Por aquel entonces se presentó en Kiev aquel judío de Minsk, amigo mío, que se llamaba Paulich. Venía por encargo de un general del ejército blanco para sacar de Kiev a su mujer y a su hija. La empresa era arriesgada, porque a base de una falsificación de documentos, Paulich tenía que pasarlas como si fuesen su mujer y su hija propias; pero el general pagaba bien. Nosotros no nos atrevimos a correr la aventura de intentar una huida aprovechando aquella coyuntura; pero ayudamos a Paulich y lo tuvimos escondido en el circo hasta el momento oportuno. La cosa salió bien y se ganó un buen dinero. Recientemente he sabido que Paulich vive ahora en Hamburgo con holgura. El circo iba de mal en peor: en las pocas funciones que se daban no se recaudaba un céntimo; todo el público era «tifus». Antonio y yo trabajábamos algunas veces por nuestra cuenta y decidimos dedicarnos a la venta ambulante de tabaco. Obtuve un permiso, por el que me cobraron los bolcheviques doscientos rublos, y me instalé con una sombrerera por establecimiento a la puerta del hotel donde estaban alojados los jefes bolcheviques; casi todos eran parroquianos nuestros. Antonio, Sole y yo nos turnábamos, y si no ganábamos dinero, por lo menos justificábamos nuestra existencia. Eso sí; hacíamos unas cifras de ventas sorprendentes. Baste decir que diez cigarrillos costaban cinco mil rublos, y que llegó un momento en que valía mil rublos un solo cigarro.

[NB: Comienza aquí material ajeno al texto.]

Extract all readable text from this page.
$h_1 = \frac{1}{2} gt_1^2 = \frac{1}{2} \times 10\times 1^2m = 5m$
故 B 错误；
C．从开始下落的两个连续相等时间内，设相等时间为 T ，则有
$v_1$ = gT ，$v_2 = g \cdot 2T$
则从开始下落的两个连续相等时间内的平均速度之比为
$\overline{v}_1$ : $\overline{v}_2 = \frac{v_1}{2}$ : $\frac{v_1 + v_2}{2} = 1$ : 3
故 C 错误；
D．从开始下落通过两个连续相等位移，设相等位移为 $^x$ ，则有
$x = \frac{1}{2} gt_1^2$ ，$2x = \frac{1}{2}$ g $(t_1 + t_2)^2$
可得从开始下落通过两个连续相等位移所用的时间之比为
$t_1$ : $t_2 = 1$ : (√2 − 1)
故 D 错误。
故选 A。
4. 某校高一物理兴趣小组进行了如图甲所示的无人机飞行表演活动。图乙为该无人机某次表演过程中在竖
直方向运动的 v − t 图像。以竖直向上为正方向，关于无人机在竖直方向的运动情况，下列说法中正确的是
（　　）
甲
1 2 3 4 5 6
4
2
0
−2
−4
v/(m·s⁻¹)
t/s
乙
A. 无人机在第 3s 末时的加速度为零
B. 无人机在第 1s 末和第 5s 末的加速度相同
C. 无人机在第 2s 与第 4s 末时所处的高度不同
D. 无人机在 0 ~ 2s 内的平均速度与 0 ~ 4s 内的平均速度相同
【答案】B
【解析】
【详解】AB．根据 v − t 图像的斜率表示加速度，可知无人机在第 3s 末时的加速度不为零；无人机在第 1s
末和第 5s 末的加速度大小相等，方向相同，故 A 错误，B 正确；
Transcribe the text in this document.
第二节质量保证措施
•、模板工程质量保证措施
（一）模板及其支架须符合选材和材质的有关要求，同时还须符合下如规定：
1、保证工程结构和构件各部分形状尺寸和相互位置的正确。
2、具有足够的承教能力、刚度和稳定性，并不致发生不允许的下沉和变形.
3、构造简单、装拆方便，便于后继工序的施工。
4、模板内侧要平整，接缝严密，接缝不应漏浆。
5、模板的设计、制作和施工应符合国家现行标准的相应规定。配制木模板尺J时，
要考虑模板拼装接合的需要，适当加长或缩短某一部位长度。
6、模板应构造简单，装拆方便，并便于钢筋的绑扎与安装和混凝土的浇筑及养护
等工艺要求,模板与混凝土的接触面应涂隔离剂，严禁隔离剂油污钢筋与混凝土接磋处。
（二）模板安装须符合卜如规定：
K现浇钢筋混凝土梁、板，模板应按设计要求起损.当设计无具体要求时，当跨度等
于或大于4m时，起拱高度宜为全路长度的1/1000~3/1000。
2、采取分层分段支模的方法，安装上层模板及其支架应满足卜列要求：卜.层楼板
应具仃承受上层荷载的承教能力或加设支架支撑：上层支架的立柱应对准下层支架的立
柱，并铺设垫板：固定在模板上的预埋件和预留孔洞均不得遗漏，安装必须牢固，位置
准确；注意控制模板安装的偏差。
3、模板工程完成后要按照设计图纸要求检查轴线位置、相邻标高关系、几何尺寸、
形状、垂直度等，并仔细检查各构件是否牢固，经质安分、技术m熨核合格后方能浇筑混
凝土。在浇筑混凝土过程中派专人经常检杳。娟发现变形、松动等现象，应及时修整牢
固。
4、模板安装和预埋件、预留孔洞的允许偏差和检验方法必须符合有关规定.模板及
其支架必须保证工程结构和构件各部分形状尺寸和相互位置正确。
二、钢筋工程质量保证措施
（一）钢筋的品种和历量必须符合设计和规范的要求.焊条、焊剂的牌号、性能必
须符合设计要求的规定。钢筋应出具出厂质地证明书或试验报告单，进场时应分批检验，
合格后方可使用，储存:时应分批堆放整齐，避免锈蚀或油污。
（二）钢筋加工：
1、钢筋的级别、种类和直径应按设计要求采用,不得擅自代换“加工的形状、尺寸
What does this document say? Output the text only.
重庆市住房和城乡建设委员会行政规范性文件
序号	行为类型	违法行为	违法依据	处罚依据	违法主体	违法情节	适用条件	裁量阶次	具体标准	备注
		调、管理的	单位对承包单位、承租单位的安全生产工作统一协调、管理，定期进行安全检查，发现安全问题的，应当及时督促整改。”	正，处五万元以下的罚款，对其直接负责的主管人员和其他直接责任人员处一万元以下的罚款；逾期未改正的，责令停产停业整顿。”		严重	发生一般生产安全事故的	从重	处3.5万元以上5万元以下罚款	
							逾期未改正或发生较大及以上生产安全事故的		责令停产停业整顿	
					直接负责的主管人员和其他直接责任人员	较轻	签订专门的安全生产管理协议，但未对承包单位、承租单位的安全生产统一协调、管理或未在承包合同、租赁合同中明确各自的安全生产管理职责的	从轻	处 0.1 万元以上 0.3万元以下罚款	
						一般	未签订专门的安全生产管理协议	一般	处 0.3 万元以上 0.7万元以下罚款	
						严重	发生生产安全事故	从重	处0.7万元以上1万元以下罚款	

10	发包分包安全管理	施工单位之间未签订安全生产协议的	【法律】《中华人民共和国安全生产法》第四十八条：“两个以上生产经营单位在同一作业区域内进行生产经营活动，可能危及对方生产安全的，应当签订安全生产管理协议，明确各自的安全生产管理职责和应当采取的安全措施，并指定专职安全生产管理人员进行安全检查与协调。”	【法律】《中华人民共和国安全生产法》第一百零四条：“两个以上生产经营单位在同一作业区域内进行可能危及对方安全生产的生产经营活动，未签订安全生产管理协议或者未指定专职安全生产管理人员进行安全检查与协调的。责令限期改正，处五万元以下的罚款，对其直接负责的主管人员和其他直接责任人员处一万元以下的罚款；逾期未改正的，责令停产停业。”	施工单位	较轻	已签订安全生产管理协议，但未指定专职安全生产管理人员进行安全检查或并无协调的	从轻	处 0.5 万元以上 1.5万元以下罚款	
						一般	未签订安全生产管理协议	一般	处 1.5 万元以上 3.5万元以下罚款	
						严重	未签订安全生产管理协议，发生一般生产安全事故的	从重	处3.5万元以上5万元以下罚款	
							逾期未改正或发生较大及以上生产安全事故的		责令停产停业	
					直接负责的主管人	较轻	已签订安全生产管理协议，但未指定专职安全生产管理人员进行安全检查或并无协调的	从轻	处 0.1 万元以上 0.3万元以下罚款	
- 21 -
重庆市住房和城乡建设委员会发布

«Tres horas me bastan para no dejar un judío con vida»
Empezó a hablarse de la posible vuelta del ejército blanco. Los bolcheviques habían sufrido algunos reveses en el campo y se temía un ataque a fondo sobre Kiev. Los judíos del Podol, aterrorizados, pidieron armas a los bolcheviques, dispuestos a vender caras sus vidas, pues sabían por experiencia que para ellos no habría cuartel. Se dijo entonces que Bagdanov, al iniciarse el avance de los blancos, había pedido permiso al general Denikin para estar tres horas en Kiev con su tropa.
—¿Qué piensas hacer? —le preguntó Denikin.